Deep learning explained

Deep Learning Hardware

In recent years Deep Learning has become the most successful approach to pattern recognition for perceptual tasks. When you speak to Siri, Cortana, or Google Voice, your speech is being interpreted by a Deep Neural Network. And in the Large Scale Vision Recognition Challenge, Deep Neural Networks are outperforming humans at visual recognition tasks.

Deep Learning is fast becoming mainstream; from film recommendations to Facebook tags, from autonomous vehicles to defeating the European GO champion, Deep Learning is finding its application everywhere. Deep Learning is not new however; in fact it’s been around since the 1970’s in one form or another.

Deep learning in a nutshell

The basic idea is to train a very deep (i.e. lots of layers) neural network. Multiple studies have shown that neural networks, if appropriately configured, can reproduce any function (think universal Turing machines). However this doesn't mean that we know how to configure them.

This is where Deep Learning comes in as by having lots and lots of layers a Deep Neural Network will solve a problem in lots of little steps, rather than in one or two big steps.

While this may not seem such a revolutionary idea, it means that with a sufficiently large set of training data it is possible to train / configure these neural networks to solve tasks that have previously eluded us.

Deep learning revolution

While all this is true, the training of Deep Neural Networks is incredibly computationally expensive, not only are the networks themselves very large but huge data sets are required to train them well. Until recently we simply didn’t have the computational power, or access to the data required for Deep Learning to showcase what it can do, this changed with the use of NVIDIA graphics cards for parallel programming and Deep Learning is now almost exclusively trained on GPUs, while the deployment of the resulting trained networks can be a relatively light load.

Deep learning is essentially large (many complex layers) neural networks. What has changed over neural networks we knew in the 80s and the 90s compared to the current networks, is that (a) computers such as the NVIDIA DGX-1 have become fast enough, (b) data sets are big enough [imaging and video data], and (c) we can now (through many improved techniques) initialize the neural network training better

Deep Neural Networks

Most deep learning applications today are still very much supervised learning (although great strides are currently being made in unsupervised learning).

However, unlike other machine learning algorithms, whose performance plateaus with scale and volume of data, if we construct larger neural networks with greater quantities of data, their performance continues to increase.

How does Deep Learning work?

The most common form of Deep Learning applies to what is called a convolutional neural network, this is a special kind of neural network in which each artificial neurone is connected to a small window over the input or previous layer.
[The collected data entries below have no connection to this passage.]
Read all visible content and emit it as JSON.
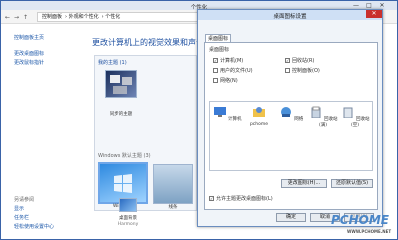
{
  "window": {
    "title": "个性化",
    "controls": [
      "—",
      "□",
      "✕"
    ]
  },
  "address": {
    "crumbs": [
      "控制面板",
      "外观和个性化",
      "个性化"
    ]
  },
  "sidebar": {
    "items": [
      "控制面板主页",
      "更改桌面图标",
      "更改鼠标指针"
    ],
    "see_also_header": "另请参阅",
    "see_also": [
      "显示",
      "任务栏",
      "轻松使用设置中心"
    ]
  },
  "main": {
    "heading": "更改计算机上的视觉效果和声音",
    "my_themes": "我的主题 (1)",
    "synced_theme": "同步的主题",
    "default_themes": "Windows 默认主题 (3)",
    "themes": [
      "Windows",
      "线条"
    ],
    "bottom_items": [
      {
        "label": "桌面背景",
        "sub": "Harmony"
      }
    ]
  },
  "dialog": {
    "title": "桌面图标设置",
    "tab": "桌面图标",
    "group": "桌面图标",
    "checkboxes": [
      {
        "label": "计算机(M)",
        "checked": true
      },
      {
        "label": "回收站(R)",
        "checked": true
      },
      {
        "label": "用户的文件(U)",
        "checked": false
      },
      {
        "label": "控制面板(O)",
        "checked": false
      },
      {
        "label": "网络(N)",
        "checked": false
      }
    ],
    "icons": [
      "计算机",
      "pchome",
      "网络",
      "回收站(满)",
      "回收站(空)"
    ],
    "change_icon": "更改图标(H)...",
    "restore_default": "还原默认值(S)",
    "allow_themes": "允许主题更改桌面图标(L)",
    "ok": "确定",
    "cancel": "取消",
    "apply": "应用(A)"
  },
  "watermark": {
    "text": "PCHOME",
    "url": "WWW.PCHOME.NET"
  }
}
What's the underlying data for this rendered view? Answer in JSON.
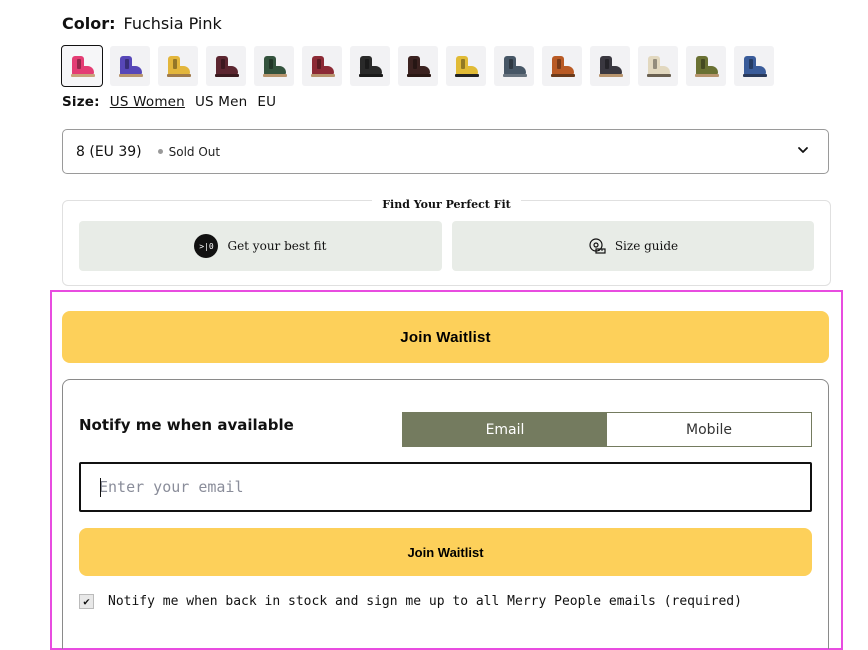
{
  "color": {
    "label": "Color:",
    "value": "Fuchsia Pink"
  },
  "swatches": [
    {
      "name": "fuchsia",
      "color": "#e43d74",
      "sole": "#c9a47c",
      "selected": true
    },
    {
      "name": "purple",
      "color": "#5747b8",
      "sole": "#b8956e"
    },
    {
      "name": "yellow",
      "color": "#e3b63c",
      "sole": "#a07a4a"
    },
    {
      "name": "burgundy-dark",
      "color": "#5c2630",
      "sole": "#3a1a1e"
    },
    {
      "name": "forest",
      "color": "#34533d",
      "sole": "#b8956e"
    },
    {
      "name": "wine",
      "color": "#8c2a35",
      "sole": "#b8956e"
    },
    {
      "name": "black",
      "color": "#2a2a2a",
      "sole": "#1a1a1a"
    },
    {
      "name": "chocolate",
      "color": "#3b2220",
      "sole": "#2a1814"
    },
    {
      "name": "mustard-black",
      "color": "#e1bb36",
      "sole": "#222222"
    },
    {
      "name": "slate",
      "color": "#475766",
      "sole": "#6a7580"
    },
    {
      "name": "tan",
      "color": "#b95a24",
      "sole": "#6a3a1a"
    },
    {
      "name": "charcoal",
      "color": "#3a3840",
      "sole": "#b8956e"
    },
    {
      "name": "cream",
      "color": "#e2d8bf",
      "sole": "#6a6050"
    },
    {
      "name": "olive",
      "color": "#6a7133",
      "sole": "#b8956e"
    },
    {
      "name": "navy",
      "color": "#3a5c9a",
      "sole": "#2a3a5a"
    }
  ],
  "size": {
    "label": "Size:",
    "options": [
      "US Women",
      "US Men",
      "EU"
    ],
    "selected_value": "8 (EU 39)",
    "status": "Sold Out"
  },
  "fit": {
    "title": "Find Your Perfect Fit",
    "best_fit_logo": ">|0",
    "best_fit_label": "Get your best fit",
    "size_guide_label": "Size guide"
  },
  "waitlist": {
    "join_main_label": "Join Waitlist",
    "notify_title": "Notify me when available",
    "tab_email": "Email",
    "tab_mobile": "Mobile",
    "email_placeholder": "Enter your email",
    "join_small_label": "Join Waitlist",
    "consent_text": "Notify me when back in stock and sign me up to all Merry People emails (required)",
    "consent_checked": true,
    "checkmark": "✔"
  },
  "colors": {
    "accent_yellow": "#fdd05a",
    "toggle_active": "#747b5f",
    "highlight": "#e84ce0"
  }
}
For example, in a visual task, each neurone in the first convolution layer will only see a small part of the image, maybe only a few pixels. This convolution layer consists of multiple maps, each searching for a different feature, and each neurone in a map searching for that feature in a slightly different location.
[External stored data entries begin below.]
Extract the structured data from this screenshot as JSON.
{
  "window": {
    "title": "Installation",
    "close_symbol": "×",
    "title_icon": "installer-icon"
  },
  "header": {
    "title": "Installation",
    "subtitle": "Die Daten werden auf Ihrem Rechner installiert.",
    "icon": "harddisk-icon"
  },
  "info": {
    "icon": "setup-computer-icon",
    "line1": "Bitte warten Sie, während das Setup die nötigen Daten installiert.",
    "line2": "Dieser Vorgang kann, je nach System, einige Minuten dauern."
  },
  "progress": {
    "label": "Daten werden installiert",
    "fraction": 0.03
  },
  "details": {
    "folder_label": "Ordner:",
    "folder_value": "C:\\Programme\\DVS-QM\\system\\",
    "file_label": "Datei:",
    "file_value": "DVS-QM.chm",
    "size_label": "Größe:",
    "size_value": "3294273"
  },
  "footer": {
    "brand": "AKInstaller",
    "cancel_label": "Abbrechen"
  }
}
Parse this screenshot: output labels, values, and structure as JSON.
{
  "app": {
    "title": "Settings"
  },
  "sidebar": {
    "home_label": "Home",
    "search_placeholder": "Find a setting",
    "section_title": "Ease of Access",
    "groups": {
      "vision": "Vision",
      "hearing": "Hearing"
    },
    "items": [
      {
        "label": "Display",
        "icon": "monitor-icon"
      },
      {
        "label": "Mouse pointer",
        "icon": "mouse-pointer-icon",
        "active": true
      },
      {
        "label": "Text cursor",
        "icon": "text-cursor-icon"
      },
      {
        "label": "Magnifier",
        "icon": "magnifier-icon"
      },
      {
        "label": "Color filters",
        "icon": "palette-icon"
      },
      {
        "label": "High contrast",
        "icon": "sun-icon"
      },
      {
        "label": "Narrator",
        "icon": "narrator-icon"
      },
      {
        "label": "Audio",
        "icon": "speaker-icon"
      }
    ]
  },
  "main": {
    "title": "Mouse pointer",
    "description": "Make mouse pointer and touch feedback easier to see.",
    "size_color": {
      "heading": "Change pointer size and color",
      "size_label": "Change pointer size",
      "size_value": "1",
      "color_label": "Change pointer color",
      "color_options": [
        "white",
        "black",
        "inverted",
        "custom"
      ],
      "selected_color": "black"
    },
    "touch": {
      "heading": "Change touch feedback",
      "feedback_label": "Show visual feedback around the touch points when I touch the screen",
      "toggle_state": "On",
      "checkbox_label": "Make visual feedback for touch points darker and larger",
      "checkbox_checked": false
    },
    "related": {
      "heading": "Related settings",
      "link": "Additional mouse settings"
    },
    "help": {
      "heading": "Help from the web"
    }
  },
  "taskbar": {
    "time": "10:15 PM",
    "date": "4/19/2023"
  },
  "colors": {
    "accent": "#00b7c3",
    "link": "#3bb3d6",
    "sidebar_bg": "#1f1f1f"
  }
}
This first layer will come (after some training) to identify useful low level features in the image, such as lines, edges, and gradients in different orientations. This convolution layer is then sub-sampled in what is called a pooling layer, before the whole process starts again with another convolution layer this time finding combinations of the features of the previous layer (lines, corners, curves etc). As with most neural networks, the parameters or weights of the system start out randomly, and the network will perform poorly. During training however you can program the network what the correct classification of an image is, and over many many examples the network parameters / weights are slowly modified to give the correct classification.